Der IVb - Zivilsenat des Bundesgerichtshofs hat
auf die mündliche Verhandlung vom 25. Januar 1984
durch
die Richter Dr. Seidl, Dr. Blumenröhr, Dr. Krohn, Dr. Zysk und Nonnenkamp
für Recht erkannt:
Tenor:
Auf die Revisionen der Parteien wird das Urteil des 16. Zivilsenats - Senat für Familiensachen - des Oberlandesgerichts Karlsruhe vom 22. April 1982 aufgehoben.
Der Rechtsstreit wird zur neuen Verhandlung und Entscheidung, auch über die Kosten des Revisionsrechtszuges, an das Berufungsgericht zurückverwiesen.
Tatbestand
Die Parteien streiten um nachehelichen Unterhalt.
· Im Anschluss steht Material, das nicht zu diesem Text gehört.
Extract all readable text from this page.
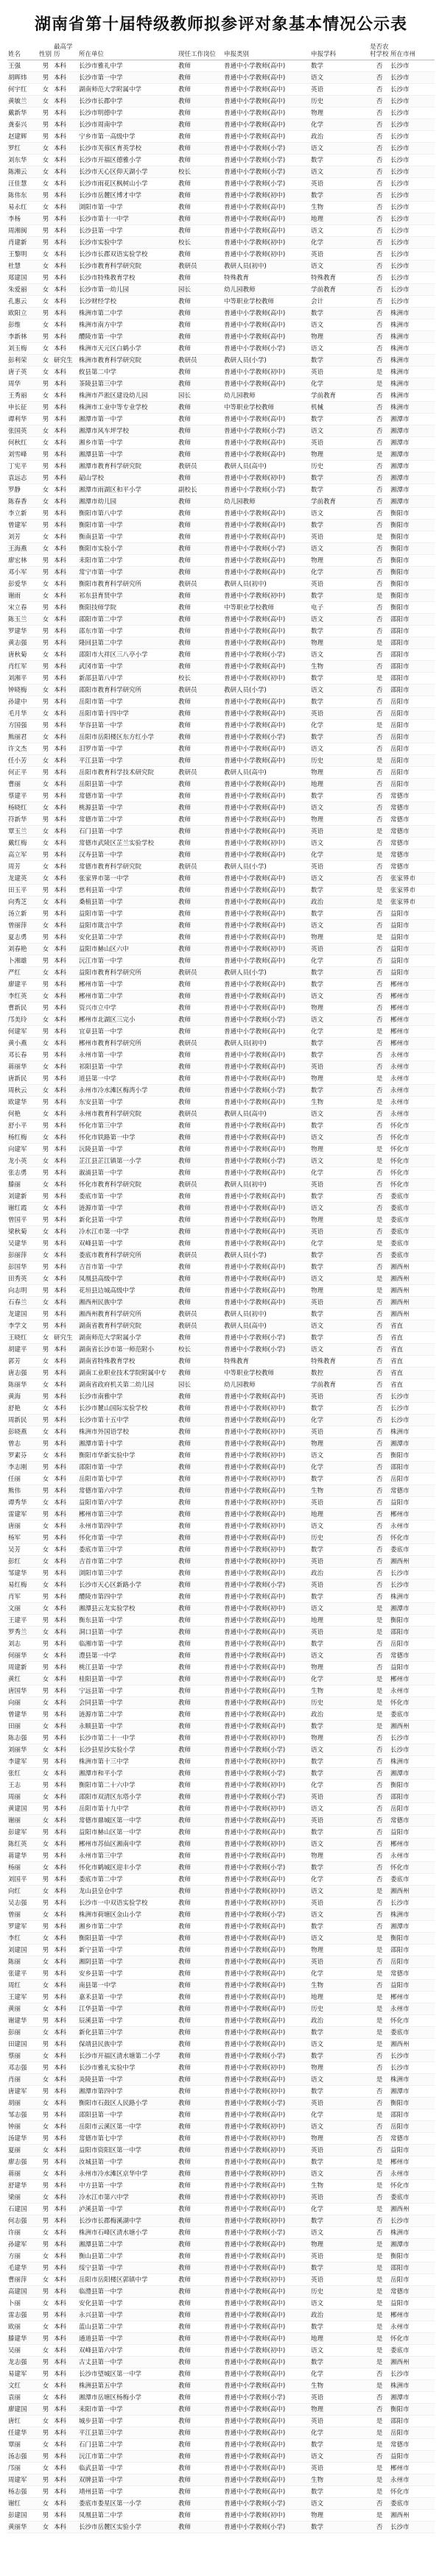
湖南省第十届特级教师拟参评对象基本情况公示表
姓名	性别	最高学历	所在单位	现任工作岗位	申报类别	申报学科	是否农村学校	所在市州
王强	男	本科	长沙市雅礼中学	教师	普通中小学教师(高中)	数学	否	长沙市
胡晖炜	男	本科	长沙市第一中学	教师	普通中小学教师(高中)	语文	否	长沙市
何宇红	女	本科	湖南师范大学附属中学	教师	普通中小学教师(高中)	英语	否	长沙市
黄敏兰	女	本科	长沙市长郡中学	教师	普通中小学教师(高中)	历史	否	长沙市
戴新华	男	本科	长沙市明德中学	教师	普通中小学教师(高中)	物理	否	长沙市
龚泰兴	男	本科	长沙市周南中学	教师	普通中小学教师(高中)	化学	否	长沙市
赵建辉	男	本科	宁乡市第一高级中学	教师	普通中小学教师(高中)	政治	否	长沙市
罗红	女	本科	长沙市芙蓉区育英学校	教师	普通中小学教师(小学)	语文	否	长沙市
刘东华	女	本科	长沙市开福区德雅小学	教师	普通中小学教师(小学)	数学	否	长沙市
陈湘云	女	本科	长沙市天心区仰天湖小学	校长	普通中小学教师(小学)	语文	否	长沙市
汪佳慧	女	本科	长沙市雨花区枫树山小学	教师	普通中小学教师(小学)	英语	否	长沙市
陈伟东	男	本科	长沙市岳麓区博才中学	教师	普通中小学教师(初中)	数学	否	长沙市
易永红	女	本科	浏阳市第一中学	教师	普通中小学教师(高中)	生物	否	长沙市
李杨	男	本科	长沙市第十一中学	教师	普通中小学教师(高中)	地理	否	长沙市
周湘闽	男	本科	长沙县第一中学	教师	普通中小学教师(高中)	语文	否	长沙市
肖建新	男	本科	长沙市实验中学	校长	普通中小学教师(初中)	化学	否	长沙市
王黎明	女	本科	长沙市长郡双语实验学校	教师	普通中小学教师(初中)	英语	否	长沙市
杜慧	女	本科	长沙市教育科学研究院	教研员	教研人员(初中)	语文	否	长沙市
郑建国	男	本科	长沙市特殊教育学校	教师	特殊教育	特殊教育	否	长沙市
朱爱丽	女	本科	长沙市第一幼儿园	园长	幼儿园教师	学前教育	否	长沙市
孔惠云	女	本科	长沙财经学校	教师	中等职业学校教师	会计	否	长沙市
欧阳立	男	本科	株洲市第二中学	教师	普通中小学教师(高中)	数学	否	株洲市
彭维	女	本科	株洲市南方中学	教师	普通中小学教师(高中)	语文	否	株洲市
李新林	男	本科	醴陵市第一中学	教师	普通中小学教师(高中)	物理	否	株洲市
刘玉梅	女	本科	株洲市天元区白鹤小学	教师	普通中小学教师(小学)	语文	否	株洲市
彭利荣	女	研究生	株洲市教育科学研究院	教研员	教研人员(小学)	数学	否	株洲市
唐子英	女	本科	攸县第二中学	教师	普通中小学教师(初中)	英语	是	株洲市
周华	男	本科	茶陵县第三中学	教师	普通中小学教师(高中)	化学	是	株洲市
王秀丽	女	本科	株洲市芦淞区建设幼儿园	园长	幼儿园教师	学前教育	否	株洲市
申长征	男	本科	株洲市工业中等专业学校	教师	中等职业学校教师	机械	否	株洲市
谭利华	男	本科	湘潭市第一中学	教师	普通中小学教师(高中)	数学	否	湘潭市
张国英	女	本科	湘潭市风车坪学校	教师	普通中小学教师(小学)	语文	否	湘潭市
何秋红	女	本科	湘乡市第一中学	教师	普通中小学教师(高中)	英语	否	湘潭市
刘雪峰	男	本科	湘潭县第一中学	教师	普通中小学教师(高中)	物理	是	湘潭市
丁宪平	男	本科	湘潭市教育科学研究院	教研员	教研人员(高中)	历史	否	湘潭市
袁远志	男	本科	韶山学校	教师	普通中小学教师(初中)	数学	否	湘潭市
罗静	女	本科	湘潭市雨湖区和平小学	副校长	普通中小学教师(小学)	数学	否	湘潭市
陈春香	女	本科	湘潭市幼儿园	教师	幼儿园教师	学前教育	否	湘潭市
李立新	男	本科	衡阳市第八中学	教师	普通中小学教师(高中)	语文	否	衡阳市
曾建军	男	本科	衡阳市第一中学	教师	普通中小学教师(高中)	数学	否	衡阳市
刘芳	女	本科	衡南县第一中学	教师	普通中小学教师(高中)	英语	是	衡阳市
王海燕	女	本科	衡阳市实验小学	教师	普通中小学教师(小学)	语文	否	衡阳市
廖宏林	男	本科	耒阳市第二中学	教师	普通中小学教师(高中)	物理	否	衡阳市
邓小军	男	本科	常宁市第一中学	教师	普通中小学教师(高中)	化学	否	衡阳市
彭爱华	女	本科	衡阳市教育科学研究所	教研员	教研人员(初中)	英语	否	衡阳市
谢雨	女	本科	祁东县育贤中学	教师	普通中小学教师(初中)	数学	是	衡阳市
宋立春	男	本科	衡阳技师学院	教师	中等职业学校教师	电子	否	衡阳市
陈玉兰	女	本科	邵阳市第二中学	教师	普通中小学教师(高中)	语文	否	邵阳市
罗建华	男	本科	邵东市第一中学	教师	普通中小学教师(高中)	数学	否	邵阳市
黄志强	男	本科	隆回县第二中学	教师	普通中小学教师(高中)	物理	是	邵阳市
唐秋菊	女	本科	邵阳市大祥区三八亭小学	教师	普通中小学教师(小学)	语文	否	邵阳市
肖红军	男	本科	武冈市第一中学	教师	普通中小学教师(高中)	生物	否	邵阳市
刘湘平	男	本科	新邵县第八中学	校长	普通中小学教师(初中)	数学	是	邵阳市
钟晓梅	女	本科	邵阳市教育科学研究所	教研员	教研人员(小学)	语文	否	邵阳市
孙建中	男	本科	岳阳市第一中学	教师	普通中小学教师(高中)	数学	否	岳阳市
毛月华	女	本科	岳阳市第十四中学	教师	普通中小学教师(高中)	英语	否	岳阳市
方国强	男	本科	华容县第一中学	教师	普通中小学教师(高中)	化学	是	岳阳市
熊丽君	女	本科	岳阳市岳阳楼区东方红小学	教师	普通中小学教师(小学)	数学	否	岳阳市
许文杰	男	本科	汨罗市第一中学	教师	普通中小学教师(高中)	语文	否	岳阳市
任小芳	女	本科	平江县第一中学	教师	普通中小学教师(高中)	历史	是	岳阳市
何正平	男	本科	岳阳市教育科学技术研究院	教研员	教研人员(高中)	物理	否	岳阳市
曹丽	女	本科	岳阳县第一中学	教师	普通中小学教师(高中)	地理	否	岳阳市
蔡建平	男	本科	常德市第一中学	教师	普通中小学教师(高中)	数学	否	常德市
杨晓红	女	本科	桃源县第一中学	教师	普通中小学教师(高中)	语文	否	常德市
符新华	男	本科	常德市第二中学	教师	普通中小学教师(高中)	物理	否	常德市
覃玉兰	女	本科	石门县第一中学	教师	普通中小学教师(高中)	英语	是	常德市
戴红梅	女	本科	常德市武陵区芷兰实验学校	教师	普通中小学教师(初中)	语文	否	常德市
高立军	男	本科	汉寿县第一中学	教师	普通中小学教师(高中)	化学	是	常德市
周芳	女	本科	常德市教育科学研究院	教研员	教研人员(小学)	英语	否	常德市
龙建英	女	本科	张家界市第一中学	教师	普通中小学教师(高中)	语文	否	张家界市
田玉平	男	本科	慈利县第一中学	教师	普通中小学教师(高中)	数学	是	张家界市
向秀芝	女	本科	桑植县第一中学	教师	普通中小学教师(高中)	政治	是	张家界市
汤立新	男	本科	益阳市第一中学	教师	普通中小学教师(高中)	数学	否	益阳市
曾丽萍	女	本科	益阳市箴言中学	教师	普通中小学教师(高中)	语文	否	益阳市
夏志勇	男	本科	安化县第二中学	教师	普通中小学教师(高中)	物理	是	益阳市
刘春艳	女	本科	益阳市赫山区六中	教师	普通中小学教师(初中)	英语	否	益阳市
卜湘雄	男	本科	沅江市第一中学	教师	普通中小学教师(高中)	化学	否	益阳市
严红	女	本科	益阳市教育科学研究所	教研员	教研人员(小学)	数学	否	益阳市
廖建平	男	本科	郴州市第一中学	教师	普通中小学教师(高中)	数学	否	郴州市
李红英	女	本科	郴州市第二中学	教师	普通中小学教师(高中)	语文	否	郴州市
曹新民	男	本科	资兴市立中学	教师	普通中小学教师(高中)	物理	否	郴州市
邝美玲	女	本科	郴州市北湖区三完小	教师	普通中小学教师(小学)	语文	否	郴州市
何建军	男	本科	宜章县第一中学	教师	普通中小学教师(高中)	化学	是	郴州市
黄小燕	女	本科	郴州市教育科学研究所	教研员	教研人员(初中)	数学	否	郴州市
邓长春	男	本科	永州市第一中学	教师	普通中小学教师(高中)	数学	否	永州市
蒋丽华	女	本科	祁阳县第一中学	教师	普通中小学教师(高中)	英语	否	永州市
唐新民	男	本科	道县第一中学	教师	普通中小学教师(高中)	物理	是	永州市
周秋云	女	本科	永州市冷水滩区梅湾小学	教师	普通中小学教师(小学)	数学	否	永州市
欧建华	男	本科	东安县第一中学	教师	普通中小学教师(高中)	生物	是	永州市
何艳	女	本科	永州市教育科学研究院	教研员	教研人员(高中)	语文	否	永州市
舒小平	男	本科	怀化市第三中学	教师	普通中小学教师(高中)	数学	否	怀化市
杨红梅	女	本科	怀化市铁路第一中学	教师	普通中小学教师(高中)	语文	否	怀化市
向建军	男	本科	沅陵县第一中学	教师	普通中小学教师(高中)	物理	是	怀化市
龙小英	女	本科	芷江县芷江镇第一小学	教师	普通中小学教师(小学)	语文	是	怀化市
张志勇	男	本科	溆浦县第一中学	教师	普通中小学教师(高中)	化学	否	怀化市
滕丽	女	本科	怀化市教育科学研究院	教研员	教研人员(初中)	英语	否	怀化市
刘建新	男	本科	娄底市第一中学	教师	普通中小学教师(高中)	数学	否	娄底市
谢红霞	女	本科	涟源市第一中学	教师	普通中小学教师(高中)	语文	否	娄底市
曾国平	男	本科	新化县第一中学	教师	普通中小学教师(高中)	物理	是	娄底市
梁秋菊	女	本科	冷水江市第一中学	教师	普通中小学教师(高中)	英语	否	娄底市
吴建华	男	本科	双峰县第一中学	教师	普通中小学教师(高中)	化学	是	娄底市
彭丽萍	女	本科	娄底市教育科学研究所	教研员	教研人员(小学)	数学	否	娄底市
彭国华	男	本科	吉首市第一中学	教师	普通中小学教师(高中)	数学	否	湘西州
田秀英	女	本科	凤凰县高级中学	教师	普通中小学教师(高中)	语文	是	湘西州
向志明	男	本科	花垣县边城高级中学	教师	普通中小学教师(高中)	物理	是	湘西州
石春兰	女	本科	湘西州民族中学	教师	普通中小学教师(高中)	英语	否	湘西州
龙建国	男	本科	湘西州教育科学研究所	教研员	教研人员(初中)	数学	否	湘西州
李学文	男	本科	湖南省教育科学研究院	教研员	教研人员(高中)	语文	否	省直
王晓红	女	研究生	湖南师范大学附属小学	教师	普通中小学教师(小学)	数学	否	省直
胡建平	男	本科	湖南省长沙市第一师范附小	校长	普通中小学教师(小学)	语文	否	省直
郭芳	女	本科	湖南省特殊教育学校	教师	特殊教育	特殊教育	否	省直
唐志强	男	本科	湖南工业职业技术学院附属中专	教师	中等职业学校教师	数控	否	省直
陈丽华	女	本科	湖南省政府机关第二幼儿园	园长	幼儿园教师	学前教育	否	省直
黄海	男	本科	长沙市南雅中学	教师	普通中小学教师(高中)	英语	否	长沙市
舒艳	女	本科	长沙市麓山国际实验学校	教师	普通中小学教师(初中)	数学	否	长沙市
周新民	男	本科	长沙市第十五中学	教师	普通中小学教师(高中)	化学	否	长沙市
彭晓燕	女	本科	株洲市外国语学校	教师	普通中小学教师(初中)	英语	否	株洲市
曾志	男	本科	湘潭市第十中学	教师	普通中小学教师(高中)	物理	否	湘潭市
罗素芬	女	本科	衡阳市华新实验中学	教师	普通中小学教师(初中)	语文	否	衡阳市
李志刚	男	本科	邵阳市第一中学	教师	普通中小学教师(高中)	化学	否	邵阳市
任丽	女	本科	岳阳市第七中学	教师	普通中小学教师(初中)	数学	否	岳阳市
熊伟	男	本科	常德市第六中学	教师	普通中小学教师(高中)	生物	否	常德市
谭秀华	女	本科	益阳市第六中学	教师	普通中小学教师(初中)	英语	否	益阳市
雷建军	男	本科	郴州市第三中学	教师	普通中小学教师(高中)	地理	否	郴州市
唐丽	女	本科	永州市第四中学	教师	普通中小学教师(初中)	语文	否	永州市
杨军	男	本科	怀化市第一中学	教师	普通中小学教师(高中)	历史	否	怀化市
吴芳	女	本科	娄底市第三中学	教师	普通中小学教师(初中)	数学	否	娄底市
彭红	女	本科	吉首市第二中学	教师	普通中小学教师(初中)	英语	否	湘西州
邹建华	男	本科	浏阳市第三中学	教师	普通中小学教师(高中)	政治	否	长沙市
易红梅	女	本科	长沙市天心区新路小学	教师	普通中小学教师(小学)	英语	否	长沙市
肖军	男	本科	醴陵市第四中学	教师	普通中小学教师(高中)	数学	否	株洲市
文丽	女	本科	湘潭县云龙实验学校	教师	普通中小学教师(初中)	语文	是	湘潭市
王建平	男	本科	衡东县第一中学	教师	普通中小学教师(高中)	地理	是	衡阳市
罗秀兰	女	本科	洞口县第一中学	教师	普通中小学教师(高中)	英语	是	邵阳市
刘志	男	本科	临湘市第一中学	教师	普通中小学教师(高中)	数学	否	岳阳市
何丽华	女	本科	澧县第一中学	教师	普通中小学教师(高中)	语文	否	常德市
周建新	男	本科	桃江县第一中学	教师	普通中小学教师(高中)	物理	否	益阳市
黄红	女	本科	桂阳县第一中学	教师	普通中小学教师(高中)	化学	是	郴州市
唐国华	男	本科	宁远县第一中学	教师	普通中小学教师(高中)	生物	是	永州市
向丽	女	本科	会同县第一中学	教师	普通中小学教师(高中)	历史	是	怀化市
曾建华	男	本科	涟源市第二中学	教师	普通中小学教师(高中)	政治	是	娄底市
田丽	女	本科	永顺县第一中学	教师	普通中小学教师(高中)	数学	是	湘西州
陈志强	男	本科	长沙市第二十一中学	教师	普通中小学教师(初中)	物理	否	长沙市
刘丽华	女	本科	长沙县星沙实验小学	教师	普通中小学教师(小学)	语文	否	长沙市
李建军	男	本科	株洲市第十三中学	教师	普通中小学教师(初中)	数学	否	株洲市
张红	女	本科	湘潭市和平小学	教师	普通中小学教师(小学)	数学	否	湘潭市
王志	男	本科	衡阳市第二十六中学	教师	普通中小学教师(初中)	化学	否	衡阳市
周丽	女	本科	邵阳市双清区东塔小学	教师	普通中小学教师(小学)	英语	否	邵阳市
黄建国	男	本科	岳阳市第十九中学	教师	普通中小学教师(初中)	语文	否	岳阳市
谢丽	女	本科	常德市鼎城区第一中学	教师	普通中小学教师(高中)	英语	否	常德市
彭建军	男	本科	益阳市赫山区第一中学	教师	普通中小学教师(高中)	数学	否	益阳市
陈红英	女	本科	郴州市苏仙区湘南中学	教师	普通中小学教师(初中)	语文	否	郴州市
蒋建华	男	本科	永州市第三中学	教师	普通中小学教师(高中)	物理	否	永州市
杨丽	女	本科	怀化市鹤城区迎丰小学	教师	普通中小学教师(小学)	数学	否	怀化市
刘国平	男	本科	娄底市第二中学	教师	普通中小学教师(高中)	化学	否	娄底市
向红	女	本科	龙山县皇仓中学	教师	普通中小学教师(初中)	语文	是	湘西州
吴志强	男	本科	长沙市一中双语实验学校	教师	普通中小学教师(初中)	英语	否	长沙市
曾丽	女	本科	株洲市荷塘区金山小学	教师	普通中小学教师(小学)	语文	否	株洲市
罗建军	男	本科	湘乡市第二中学	教师	普通中小学教师(高中)	数学	否	湘潭市
李红	女	本科	衡阳县第一中学	教师	普通中小学教师(高中)	语文	是	衡阳市
刘建国	男	本科	新宁县第一中学	教师	普通中小学教师(高中)	物理	是	邵阳市
陈丽	女	本科	湘阴县第一中学	教师	普通中小学教师(高中)	英语	否	岳阳市
张建平	男	本科	安乡县第一中学	教师	普通中小学教师(高中)	化学	是	常德市
周红	女	本科	南县第一中学	教师	普通中小学教师(高中)	生物	否	益阳市
王建军	男	本科	嘉禾县第一中学	教师	普通中小学教师(高中)	地理	是	郴州市
黄丽	女	本科	江华县第一中学	教师	普通中小学教师(高中)	历史	是	永州市
谢建华	男	本科	辰溪县第一中学	教师	普通中小学教师(高中)	政治	是	怀化市
彭丽	女	本科	新化县第三中学	教师	普通中小学教师(高中)	数学	是	娄底市
田建国	男	本科	保靖县民族中学	教师	普通中小学教师(高中)	语文	是	湘西州
蔡丽	女	本科	长沙市开福区清水塘第二小学	教师	普通中小学教师(小学)	数学	否	长沙市
邓志强	男	本科	长沙市雅礼实验中学	教师	普通中小学教师(初中)	物理	否	长沙市
肖丽	女	本科	炎陵县第一中学	教师	普通中小学教师(高中)	语文	是	株洲市
唐建军	男	本科	湘潭市第四中学	教师	普通中小学教师(初中)	数学	否	湘潭市
胡丽	女	本科	衡阳市石鼓区人民路小学	教师	普通中小学教师(小学)	英语	否	衡阳市
邹志强	男	本科	邵阳县第一中学	教师	普通中小学教师(高中)	化学	是	邵阳市
钟丽	女	本科	岳阳市云溪区第一中学	教师	普通中小学教师(初中)	语文	否	岳阳市
汤建华	男	本科	常德市第七中学	教师	普通中小学教师(初中)	物理	否	常德市
夏丽	女	本科	益阳市资阳区第一中学	教师	普通中小学教师(初中)	英语	否	益阳市
廖志强	男	本科	汝城县第一中学	教师	普通中小学教师(高中)	数学	是	郴州市
蒋丽	女	本科	永州市冷水滩区京华中学	教师	普通中小学教师(初中)	语文	否	永州市
舒建华	男	本科	中方县第一中学	教师	普通中小学教师(高中)	生物	是	怀化市
梁丽	女	本科	冷水江市第六中学	教师	普通中小学教师(初中)	英语	否	娄底市
石建国	男	本科	泸溪县第一中学	教师	普通中小学教师(高中)	化学	是	湘西州
何志强	男	本科	长沙市长郡梅溪湖中学	教师	普通中小学教师(初中)	数学	否	长沙市
许丽	女	本科	株洲市石峰区清水塘小学	教师	普通中小学教师(小学)	语文	否	株洲市
孙建军	男	本科	湘潭县第二中学	教师	普通中小学教师(高中)	物理	是	湘潭市
方丽	女	本科	衡山县第二中学	教师	普通中小学教师(高中)	英语	是	衡阳市
毛建华	男	本科	绥宁县第一中学	教师	普通中小学教师(高中)	数学	是	邵阳市
曹丽萍	女	本科	岳阳市岳阳楼区郭镇中学	教师	普通中小学教师(初中)	英语	是	岳阳市
高建国	男	本科	临澧县第一中学	教师	普通中小学教师(高中)	历史	是	常德市
卜丽	女	本科	安化县第一中学	教师	普通中小学教师(高中)	语文	是	益阳市
雷志强	男	本科	永兴县第一中学	教师	普通中小学教师(高中)	政治	是	郴州市
欧丽	女	本科	蓝山县第二中学	教师	普通中小学教师(高中)	数学	是	永州市
滕建华	男	本科	通道县第一中学	教师	普通中小学教师(高中)	地理	是	怀化市
吴丽	女	本科	双峰县第六中学	教师	普通中小学教师(初中)	语文	是	娄底市
龙志强	男	本科	古丈县第一中学	教师	普通中小学教师(高中)	数学	是	湘西州
易建军	男	本科	长沙市望城区第一中学	教师	普通中小学教师(高中)	化学	否	长沙市
文红	女	本科	株洲县第五中学	教师	普通中小学教师(高中)	生物	是	株洲市
袁丽	女	本科	湘潭市岳塘区杨梅小学	教师	普通中小学教师(小学)	英语	否	湘潭市
廖建国	男	本科	耒阳市第一中学	教师	普通中小学教师(高中)	物理	否	衡阳市
唐红	女	本科	城步县第一中学	教师	普通中小学教师(高中)	英语	是	邵阳市
任建华	男	本科	平江县第三中学	教师	普通中小学教师(高中)	化学	是	岳阳市
覃丽	女	本科	石门县第二中学	教师	普通中小学教师(高中)	数学	是	常德市
汤志强	男	本科	沅江市第二中学	教师	普通中小学教师(高中)	语文	否	益阳市
邝丽	女	本科	临武县第一中学	教师	普通中小学教师(高中)	英语	是	郴州市
周建军	男	本科	双牌县第一中学	教师	普通中小学教师(高中)	生物	是	永州市
杨志强	男	本科	靖州县第一中学	教师	普通中小学教师(高中)	数学	是	怀化市
谢红	女	本科	娄底市娄星区第一小学	教师	普通中小学教师(小学)	语文	否	娄底市
彭建国	男	本科	凤凰县第二中学	教师	普通中小学教师(初中)	物理	是	湘西州
黄丽华	女	本科	长沙市岳麓区实验小学	教师	普通中小学教师(小学)	数学	否	长沙市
Durch amtsgerichtliches Verbundurteil, das seit 12. März 1981 rechtskräftig ist, wurde die im Jahre 1969 geschlossene Ehe der Parteien geschieden, die elterliche Sorge für die am ... 1970 geborene gemeinschaftliche Tochter der Antragsteller in übertragen und der Antragsgegner zur Zahlung eines monatlichen Kindesunterhalts von 300 DM verurteilt.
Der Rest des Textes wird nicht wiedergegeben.